Rian Johnsons Protagonisten sind dabei überdeutlich an die legendären Archetypen des alten Hollywood angelehnt. In "Brick" belauern sich moderne Äquivalente des cineastischen Ganoventums - die verjüngten Versionen der Laufburschen, Drahtzieher und undurchschaubaren Weibsbilder. Biographische Hintergrundinformationen werden somit überflüssig, Verhaltensmuster und Funktionen der minderjährigen Antagonisten sind offensichtlich. Hauptakteur Brendan gibt den typischen "Hard Boiled"-Schnüffler und agiert nicht sonderlich sympathisch, jedoch mit immenser Beharrlichkeit.

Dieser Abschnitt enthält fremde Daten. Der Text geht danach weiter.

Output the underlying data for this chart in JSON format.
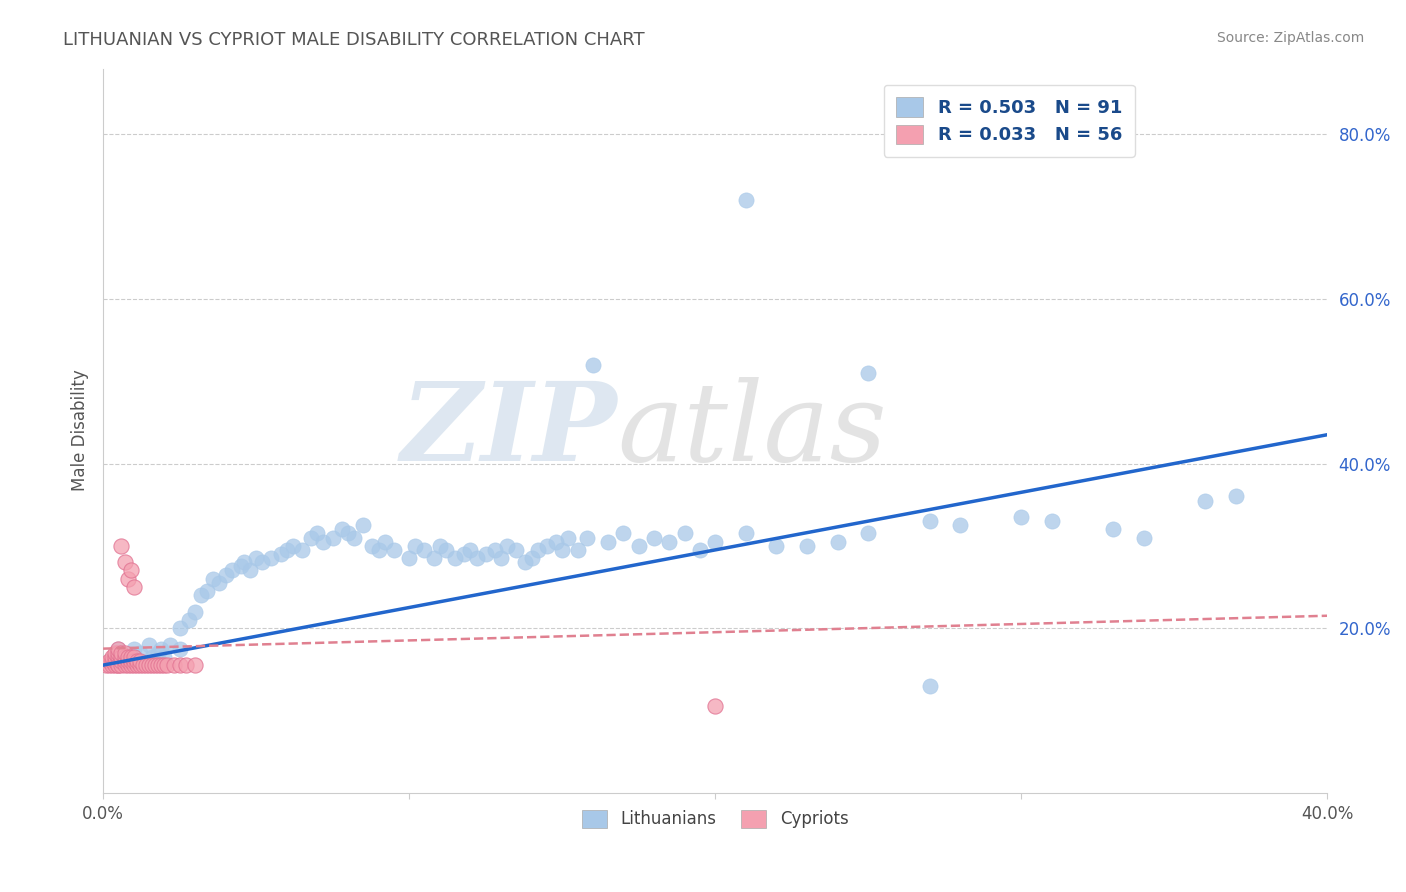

Die Übersetzung des alten filmischen Codes gelingt: Brendans Zusammenstöße mit seinem Rektor werden in "Brick" beispielsweise als Abwandlung des uralten Duells zwischen dem autonom am Rande der Legalität operierenden Outlaw-Cop und dem ewig mahnenden Polizeichef durchexerziert. Das beständige Spiel mit filmhistorischen Vorbildern wird durch selbstironische Momente veredelt: Wenn der unbeirrbare Brendan dem Drogenbaron "The Pin" (Lukas Haas) gegenübertritt, findet das Zusammentreffen in einem unpersönlichen Hinterzimmer statt. Die Unterhaltung (von deren Ausgang das Leben der Hauptfigur abhängen mag) wird später aber verlagert - und zwar an den Eßtisch in Mutters Küche, bei Keksen und Limonade.
Selbstbewußte Dialoge und eine souveräne Regie ergänzen die überzeugende Neuinterpretation eines gut 70 Jahre alten Plots und fügen dem hochbetagten Noir-Genre einen gewieften Urenkel hinzu. Auch ganz ohne Bauchschuß.